It was not my intent to give away the "spot" of darlington when I started this thread last year. I have fished for tarpon in three different coastal areas and while in POC last year, i read about Darlington on another tread and was curious as to its location. Just returned from POC yesterday. Didn't try to go to Darlington as the conditions were not the best on the beach front and doubt I would ever try the long run to the Darlington. Did troll the jetties inside and on the north outside, but nobody was home. Saturday midday we came back to Clark's and someone told us that a tarpon was seen jumping by a guide and his clients on the outside of the north jetty. Did hook into some sharks, crevalles, and some lady fish in various areas of the bay. On a side note, I appreciate your concern "Trouthappy" and have probably read every thread you have in my quest to become a better tarpon fisherman. I didn't realize the Darlington was a old ship wreak, bot maybe something like Decros. After all the runs I have made in tarpon alley of the coast of Crystal beach/Galveston to San Luis Pass and back. I doubt I would ever go to the D unless it was real flat water. Anyway, I am glad to the the life of the thread as i am all the other better interesting and informative threads from everyone that contributes to the tarpon board. May you all see some silver this summer.


----------



## TrueblueTexican

*Well I am giving it up*



Trouthappy said:


> We hiked from Power Lake to the wreck one winter day, it can be done. Caught no fish. But we stuck the boat in Power and had to spend most of the night there. The tide came up 6 inches in 17 hours. Good thing we brought a few cans of beans for emergency supper. The mosquitos were moderate. It pains me to see a tiny spot like this, that can be covered up with potlickers, discussed in a public forum.

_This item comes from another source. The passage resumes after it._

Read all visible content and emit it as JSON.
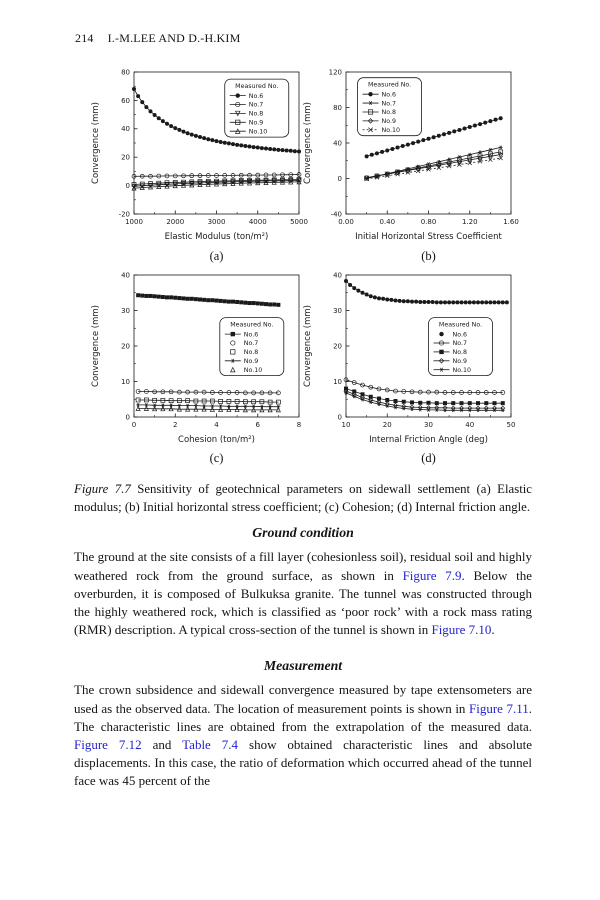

All my POC honey holes - sittin here on the porch right now across Caminada Pass at Grand Isle - the good old days are here again - 100 speck days by ten am, triple tail on every crab pot and tarpon for the catchin

Reminds me of POC circa 1977 without the rude Houston Columbia "sports"- these Cajuns know how to LIVE !!!


----------



## Capt. Lowtide

TrueblueTexican said:


> All my POC honey holes - sittin here on the porch right now across Caminada Pass at Grand Isle - the good old days are here again - 100 speck days by ten am, triple tail on every crab pot and tarpon for the catchin
> 
> Reminds me of POC circa 1977 without the rude Houston Columbia "sports"- these Cajuns know how to LIVE !!!

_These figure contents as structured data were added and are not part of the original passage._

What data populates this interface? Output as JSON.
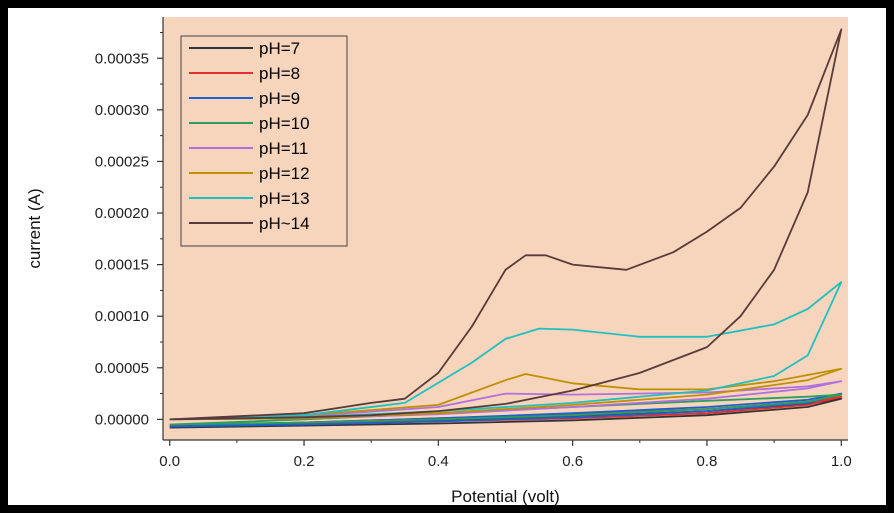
{
  "chart_data": {
    "type": "line",
    "title": "",
    "xlabel": "Potential (volt)",
    "ylabel": "current (A)",
    "xlim": [
      -0.01,
      1.01
    ],
    "ylim": [
      -2e-05,
      0.00039
    ],
    "xticks": [
      0.0,
      0.2,
      0.4,
      0.6,
      0.8,
      1.0
    ],
    "xtick_labels": [
      "0.0",
      "0.2",
      "0.4",
      "0.6",
      "0.8",
      "1.0"
    ],
    "yticks": [
      0.0,
      5e-05,
      0.0001,
      0.00015,
      0.0002,
      0.00025,
      0.0003,
      0.00035
    ],
    "ytick_labels": [
      "0.00000",
      "0.00005",
      "0.00010",
      "0.00015",
      "0.00020",
      "0.00025",
      "0.00030",
      "0.00035"
    ],
    "grid": false,
    "legend_position": "top-left",
    "plot_background": "#f7d5bc",
    "series": [
      {
        "name": "pH=7",
        "color": "#333333",
        "x": [
          0,
          0.2,
          0.4,
          0.6,
          0.8,
          0.95,
          1.0,
          0.95,
          0.8,
          0.6,
          0.4,
          0.2,
          0
        ],
        "y": [
          -8e-06,
          -6e-06,
          -4e-06,
          -1e-06,
          4e-06,
          1.2e-05,
          2e-05,
          1.5e-05,
          8e-06,
          3e-06,
          -1e-06,
          -5e-06,
          -8e-06
        ]
      },
      {
        "name": "pH=8",
        "color": "#e03030",
        "x": [
          0,
          0.2,
          0.4,
          0.6,
          0.8,
          0.95,
          1.0,
          0.95,
          0.8,
          0.6,
          0.4,
          0.2,
          0
        ],
        "y": [
          -6e-06,
          -4e-06,
          -2e-06,
          1e-06,
          6e-06,
          1.4e-05,
          2.2e-05,
          1.7e-05,
          1e-05,
          5e-06,
          1e-06,
          -3e-06,
          -6e-06
        ]
      },
      {
        "name": "pH=9",
        "color": "#1f5fd0",
        "x": [
          0,
          0.2,
          0.4,
          0.6,
          0.8,
          0.95,
          1.0,
          0.95,
          0.8,
          0.6,
          0.4,
          0.2,
          0
        ],
        "y": [
          -7e-06,
          -5e-06,
          -2e-06,
          2e-06,
          8e-06,
          1.6e-05,
          2.5e-05,
          1.9e-05,
          1.2e-05,
          6e-06,
          1e-06,
          -3e-06,
          -7e-06
        ]
      },
      {
        "name": "pH=10",
        "color": "#2e9e5e",
        "x": [
          0,
          0.2,
          0.4,
          0.6,
          0.8,
          0.95,
          1.0,
          0.95,
          0.8,
          0.6,
          0.4,
          0.2,
          0
        ],
        "y": [
          -5e-06,
          -3e-06,
          0.0,
          4e-06,
          1e-05,
          1.7e-05,
          2.4e-05,
          2.2e-05,
          1.8e-05,
          1.2e-05,
          6e-06,
          0.0,
          -5e-06
        ]
      },
      {
        "name": "pH=11",
        "color": "#b070e0",
        "x": [
          0,
          0.2,
          0.4,
          0.5,
          0.6,
          0.8,
          0.95,
          1.0,
          0.95,
          0.8,
          0.6,
          0.4,
          0.2,
          0
        ],
        "y": [
          0.0,
          3e-06,
          1.2e-05,
          2.5e-05,
          2.4e-05,
          2.6e-05,
          3.2e-05,
          3.7e-05,
          3e-05,
          2e-05,
          1.2e-05,
          5e-06,
          1e-06,
          0.0
        ]
      },
      {
        "name": "pH=12",
        "color": "#c09000",
        "x": [
          0,
          0.2,
          0.4,
          0.5,
          0.53,
          0.6,
          0.7,
          0.8,
          0.9,
          0.95,
          1.0,
          0.95,
          0.8,
          0.6,
          0.4,
          0.2,
          0
        ],
        "y": [
          0.0,
          4e-06,
          1.4e-05,
          3.8e-05,
          4.4e-05,
          3.5e-05,
          2.9e-05,
          2.9e-05,
          3.7e-05,
          4.3e-05,
          4.9e-05,
          3.8e-05,
          2.4e-05,
          1.4e-05,
          6e-06,
          1e-06,
          0.0
        ]
      },
      {
        "name": "pH=13",
        "color": "#20c0c0",
        "x": [
          0,
          0.2,
          0.35,
          0.45,
          0.5,
          0.55,
          0.6,
          0.7,
          0.8,
          0.9,
          0.95,
          1.0,
          0.95,
          0.9,
          0.8,
          0.6,
          0.4,
          0.2,
          0
        ],
        "y": [
          0.0,
          4e-06,
          1.6e-05,
          5.5e-05,
          7.8e-05,
          8.8e-05,
          8.7e-05,
          8e-05,
          8e-05,
          9.2e-05,
          0.000107,
          0.000133,
          6.2e-05,
          4.2e-05,
          2.8e-05,
          1.6e-05,
          8e-06,
          2e-06,
          0.0
        ]
      },
      {
        "name": "pH~14",
        "color": "#5a3a3a",
        "x": [
          0,
          0.2,
          0.3,
          0.35,
          0.4,
          0.45,
          0.5,
          0.53,
          0.56,
          0.6,
          0.68,
          0.75,
          0.8,
          0.85,
          0.9,
          0.95,
          1.0,
          0.95,
          0.9,
          0.85,
          0.8,
          0.7,
          0.6,
          0.5,
          0.4,
          0.3,
          0.2,
          0
        ],
        "y": [
          0.0,
          6e-06,
          1.6e-05,
          2e-05,
          4.5e-05,
          9e-05,
          0.000145,
          0.000159,
          0.000159,
          0.00015,
          0.000145,
          0.000162,
          0.000182,
          0.000205,
          0.000245,
          0.000295,
          0.000378,
          0.00022,
          0.000145,
          0.0001,
          7e-05,
          4.5e-05,
          2.8e-05,
          1.5e-05,
          8e-06,
          4e-06,
          2e-06,
          0.0
        ]
      }
    ]
  }
}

AWESOME! Sounds as if you found what has been lost from you. Enjoy your stay and don't concern yourself with POC, we'll continue getting by around here just fine without you.


----------



## Bob Haley

*Its right around the corner...*

I sure hope some Tarpon start jump'n in POC to help cheer you bass-turds up!

I plan on being out there with a mission later in July.

Id also like to learn more about triple tail and how to chase them down. I recently heard a spiel from a local guide and also just got back from Hackberry and they stop at every crab pot when targeting. Sounds like more fun...


----------



## TrueblueTexican

*Tough to beat Tripletail*



Bob Haley said:


> I sure hope some Tarpon start jump'n in POC to help cheer you bass-turds up!
> 
> I plan on being out there with a mission later in July.
> 
> Id also like to learn more about triple tail and how to chase them down. I recently heard a spiel from a local guide and also just got back from Hackberry and they stop at every crab pot when targeting. Sounds like more fun...


Not a better eatin fish in the gulf except for saddle blanket flounder - I am gettin educated catchin them in Barataria Bay - 18# best so far this week -

We just run and gun all the structure we can find - even if we don't see one we flip a big shrimp under a sliding cork and let it float by about 8' deep - we actually catch the bigger ones we don't see - that is if you can keep the dang mangroves off -- been doin better headed east toward Venice - have run across some big tarpon lately - more fun than the law allows -

38m miles SSE and I get to catch grouper in 200' water too - whats not to like.

If Texas ever wakes up and gets some water flowing back to the coast, it will improve fishin there again - I got about 20 good years left to catch em - so I voted with my feet -


----------



## Bob Haley

*Spots*

What would be some obvious spots in West Matagorda Bay? I hear that they are not at the jetties or oyster reefs so just look at well heads and marker poles and **** pots, spend about 5 min at each? Shake and Bake...


----------